What Is Considered 'Healthy' Cholesterol?
There are two types of cholesterol in the body: LDL (or 'bad' cholesterol) and HDL (or 'good' cholesterol). In general, you should limit LDL as much as possible, hopefully replacing it with HDL. LDL cholesterol is the main culprit behind buildup and blockage in the arteries, while HDL actually helps remove LDL.
Cholesterol is measured in milligrams per deciliter of blood (mg/dL). According to the National Library of Medicine (NLM), ideal cholesterol levels for healthy adults are:
- Women over age 20: Total cholesterol 125-200 mg/dL, LDL < 100 mg/dL, HDL ≥ 50 mg/dL
- Men over age 20: Total cholesterol 125-200 mg/dL, LDL < 100 mg/dL, HDL ≥ 40 mg/dL
The best way to know your cholesterol status is to get tested. Medications like statins can help, but most experts recommend trying lifestyle changes first, including diet and exercise.

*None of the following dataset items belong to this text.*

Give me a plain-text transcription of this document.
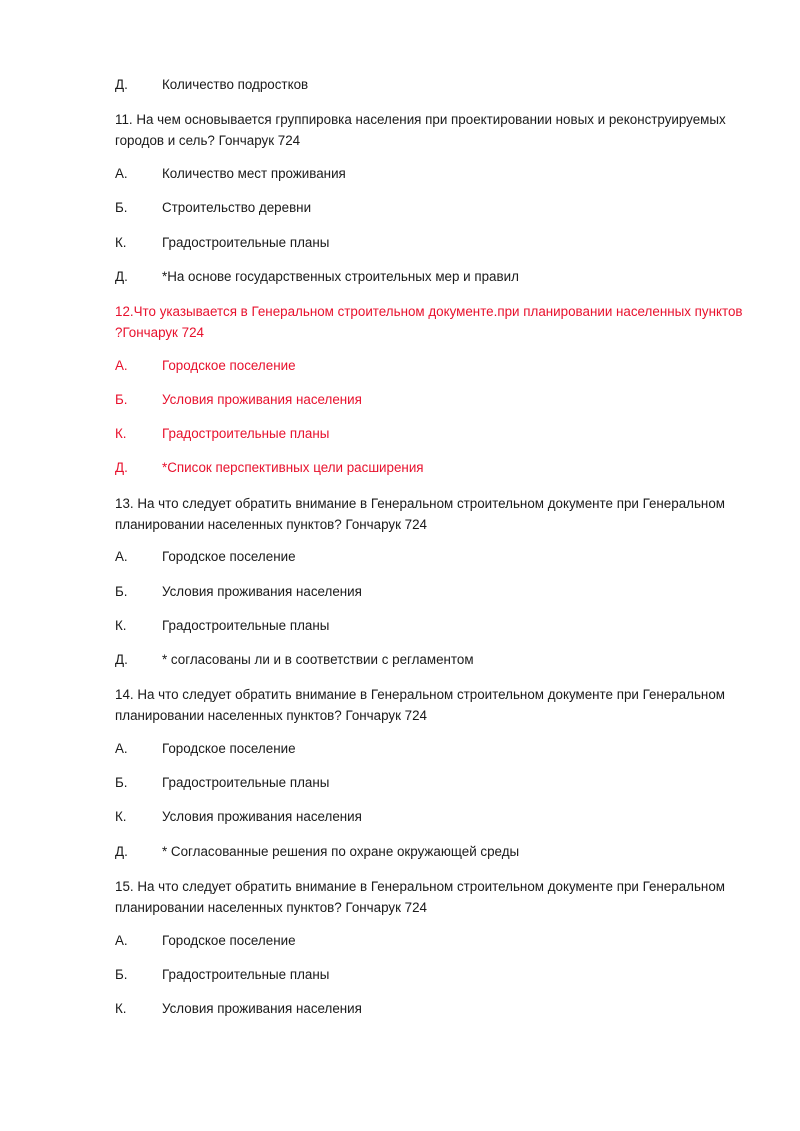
Д.	Количество подростков
11. На чем основывается группировка населения при проектировании новых и реконструируемых городов и сель? Гончарук 724
А.	Количество мест проживания
Б.	Строительство деревни
К.	Градостроительные планы
Д.	*На основе государственных строительных мер и правил
12.Что указывается в Генеральном строительном документе.при планировании населенных пунктов ?Гончарук 724
А.	Городское поселение
Б.	Условия проживания населения
К.	Градостроительные планы
Д.	*Список перспективных цели расширения
13. На что следует обратить внимание в Генеральном строительном документе при Генеральном планировании населенных пунктов? Гончарук 724
А.	Городское поселение
Б.	Условия проживания населения
К.	Градостроительные планы
Д.	* согласованы ли и в соответствии с регламентом
14. На что следует обратить внимание в Генеральном строительном документе при Генеральном планировании населенных пунктов? Гончарук 724
А.	Городское поселение
Б.	Градостроительные планы
К.	Условия проживания населения
Д.	* Согласованные решения по охране окружающей среды
15. На что следует обратить внимание в Генеральном строительном документе при Генеральном планировании населенных пунктов? Гончарук 724
А.	Городское поселение
Б.	Градостроительные планы
К.	Условия проживания населения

Top Foods to Eat to Lower Cholesterol
Here are cardiologist-recommended foods that can help lower cholesterol naturally:
- Whole grains: Oats, brown rice, and other whole grains are rich in soluble fiber. Getting 5-10 grams of soluble fiber daily can help lower LDL. Cooked oats offer about 2 grams per half-cup serving.

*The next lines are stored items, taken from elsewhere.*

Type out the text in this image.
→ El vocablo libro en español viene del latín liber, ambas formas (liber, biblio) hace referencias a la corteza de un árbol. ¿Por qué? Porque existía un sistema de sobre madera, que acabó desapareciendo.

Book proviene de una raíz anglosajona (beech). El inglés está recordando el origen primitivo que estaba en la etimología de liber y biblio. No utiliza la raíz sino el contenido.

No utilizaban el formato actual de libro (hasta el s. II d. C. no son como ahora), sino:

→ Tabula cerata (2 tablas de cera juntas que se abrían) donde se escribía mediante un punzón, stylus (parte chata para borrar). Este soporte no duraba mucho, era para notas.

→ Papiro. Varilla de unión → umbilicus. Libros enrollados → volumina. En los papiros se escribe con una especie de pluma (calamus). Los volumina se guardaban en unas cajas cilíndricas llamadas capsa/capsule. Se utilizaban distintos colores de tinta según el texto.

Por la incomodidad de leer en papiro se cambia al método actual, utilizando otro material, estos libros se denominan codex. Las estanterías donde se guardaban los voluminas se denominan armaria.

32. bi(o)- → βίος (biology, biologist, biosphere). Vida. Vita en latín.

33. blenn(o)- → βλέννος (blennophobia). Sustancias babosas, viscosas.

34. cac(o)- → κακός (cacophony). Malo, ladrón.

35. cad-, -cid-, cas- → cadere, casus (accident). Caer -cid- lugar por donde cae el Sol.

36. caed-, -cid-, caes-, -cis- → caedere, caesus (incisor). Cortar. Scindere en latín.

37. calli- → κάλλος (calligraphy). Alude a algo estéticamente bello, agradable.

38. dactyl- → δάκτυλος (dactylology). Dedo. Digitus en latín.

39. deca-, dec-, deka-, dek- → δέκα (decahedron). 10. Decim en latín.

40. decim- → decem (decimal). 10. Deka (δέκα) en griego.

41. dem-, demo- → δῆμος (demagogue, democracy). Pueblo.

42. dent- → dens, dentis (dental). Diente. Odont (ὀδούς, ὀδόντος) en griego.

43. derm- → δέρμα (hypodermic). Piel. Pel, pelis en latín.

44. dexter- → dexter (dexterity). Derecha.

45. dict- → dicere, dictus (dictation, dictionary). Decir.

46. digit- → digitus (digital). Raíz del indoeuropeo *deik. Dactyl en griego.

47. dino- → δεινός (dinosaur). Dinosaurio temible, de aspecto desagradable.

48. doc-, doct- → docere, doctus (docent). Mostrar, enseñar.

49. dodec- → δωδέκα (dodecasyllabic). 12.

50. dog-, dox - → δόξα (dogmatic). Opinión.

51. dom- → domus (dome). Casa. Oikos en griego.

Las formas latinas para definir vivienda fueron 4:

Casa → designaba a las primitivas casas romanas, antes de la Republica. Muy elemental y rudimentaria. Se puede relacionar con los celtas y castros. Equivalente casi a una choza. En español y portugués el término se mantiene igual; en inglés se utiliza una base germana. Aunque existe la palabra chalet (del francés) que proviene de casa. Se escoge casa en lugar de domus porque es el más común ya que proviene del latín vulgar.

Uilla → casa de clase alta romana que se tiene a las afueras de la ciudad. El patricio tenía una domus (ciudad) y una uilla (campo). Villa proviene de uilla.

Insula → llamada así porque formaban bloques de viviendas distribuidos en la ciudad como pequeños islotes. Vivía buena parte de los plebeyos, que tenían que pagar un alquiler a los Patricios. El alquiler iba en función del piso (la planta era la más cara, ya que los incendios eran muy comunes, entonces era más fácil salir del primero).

- Fatty fish: Salmon, mackerel, tuna, and trout are high in omega-3 fatty acids, which help lower triglycerides. Aim for at least two 3.5-ounce servings per week.
- Nuts: Walnuts and almonds contain unsaturated fats, omega-3s, fiber, and plant sterols. Regular consumption is linked to lower total cholesterol, LDL, and triglycerides. Eat in moderation due to high calorie content.
- Green tea: Rich in catechins, a type of flavonoid that can reduce the production and absorption of cholesterol. Studies show it significantly lowers total and LDL cholesterol.
- Legumes: Beans, peanuts, lentils, and peas are packed with soluble fiber that sweeps cholesterol out of the bloodstream. Research shows a daily serving can lower both LDL and total cholesterol.
- Seeds: Chia and flax seeds are rich in fiber and omega-3 fatty acids. Studies indicate they can raise HDL cholesterol levels.
- Dark chocolate: A 2023 study found that dark chocolate can help raise HDL cholesterol levels in both healthy people and those with high cholesterol.
Other Lifestyle Strategies
In addition to diet, increasing physical activity is crucial. Aim for moderately vigorous exercise four times per week. Start with brisk walking for 15-20 minutes a day and build up. If you smoke, quitting as soon as possible is also recommended.